Client Data Summary – InterActive LegalSuite™ Online
Updated January 24, 2023
This document summarizes the processing and storage of client data in the online version of InterActive LegalSuite (the “Online System”), published by ILS Management, LLC. For purposes of this summary, “client data” refers to all data entered or imported into the Online System by a licensed user after accessing the Online System with such user’s login credentials, or by a client of such user via the client intake form function available in the Online System. “Client data” includes all information in text, date, or number fields, such as names, birthdates, and addresses, and all selections in response to prompts presented within the Online System or the client intake form.

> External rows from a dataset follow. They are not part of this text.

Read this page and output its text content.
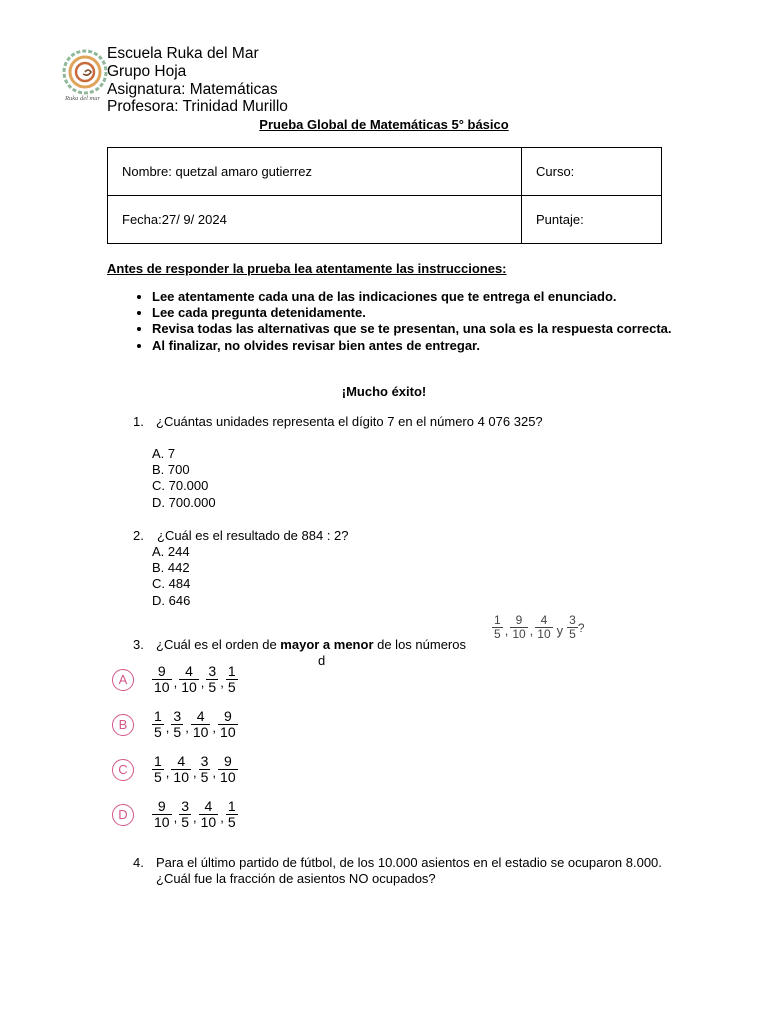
Ruka del mar
Escuela Ruka del Mar
Grupo Hoja
Asignatura: Matemáticas
Profesora: Trinidad Murillo
Prueba Global de Matemáticas 5° básico
Nombre: quetzal amaro gutierrez	Curso:
Fecha:27/ 9/ 2024	Puntaje:
Antes de responder la prueba lea atentamente las instrucciones:
• Lee atentamente cada una de las indicaciones que te entrega el enunciado.
• Lee cada pregunta detenidamente.
• Revisa todas las alternativas que se te presentan, una sola es la respuesta correcta.
• Al finalizar, no olvides revisar bien antes de entregar.
¡Mucho éxito!
1. ¿Cuántas unidades representa el dígito 7 en el número 4 076 325?
A. 7
B. 700
C. 70.000
D. 700.000
2. ¿Cuál es el resultado de 884 : 2?
A. 244
B. 442
C. 484
D. 646
3. ¿Cuál es el orden de mayor a menor de los números
d
$\frac{1}{5}$ , $\frac{9}{10}$ , $\frac{4}{10}$ y $\frac{3}{5}$ ?
A	$\frac{9}{10}$ , $\frac{4}{10}$ , $\frac{3}{5}$ , $\frac{1}{5}$
B	$\frac{1}{5}$ , $\frac{3}{5}$ , $\frac{4}{10}$ , $\frac{9}{10}$
C	$\frac{1}{5}$ , $\frac{4}{10}$ , $\frac{3}{5}$ , $\frac{9}{10}$
D	$\frac{9}{10}$ , $\frac{3}{5}$ , $\frac{4}{10}$ , $\frac{1}{5}$
4. Para el último partido de fútbol, de los 10.000 asientos en el estadio se ocuparon 8.000. ¿Cuál fue la fracción de asientos NO ocupados?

ILS stores client data entered into the System in a database hosted by AWS. Read more about AWS security for RDS (Relational Database Service) here: https://aws.amazon.com/rds/features/security/
All client data is encrypted in transit and at rest. Database encryption keys are managed by AWS, and client data is further encrypted within the database by a proprietary encryption algorithm. ILS employees and contractors do not have access to unencrypted client data unless it is affirmatively shared by a User for troubleshooting or support purposes. Client data that is stored in the ILS database is only used for the purpose of providing Services to Users and in deriving deidentified aggregate Resultant Data as expressed in the InterActive Legal Subscription Agreement Terms and Conditions (in which the terms “Services” and “Resultant Data” are defined). Client data can be deleted from the System by users
once it is no longer needed. Deleted client data is deleted from the primary database but is stored in backups as described below.
The ILS database is hosted in what AWS calls “Multi-AZ”, meaning there is a redundant database that also stores the client data, should the primary database fail. Should both instances fail, or the data in the database become corrupted, ILS would resort to restoring data using daily backups. In this event, we would notify all Users of the exact point in time the database was restored.
Daily backups are stored in AWS as “snapshots” of the database instance, and are encrypted at the same level as the client data database. Client data is stored in daily backups for 30 days. The backup data is intended only for disaster recovery and cannot be used to restore individual client data.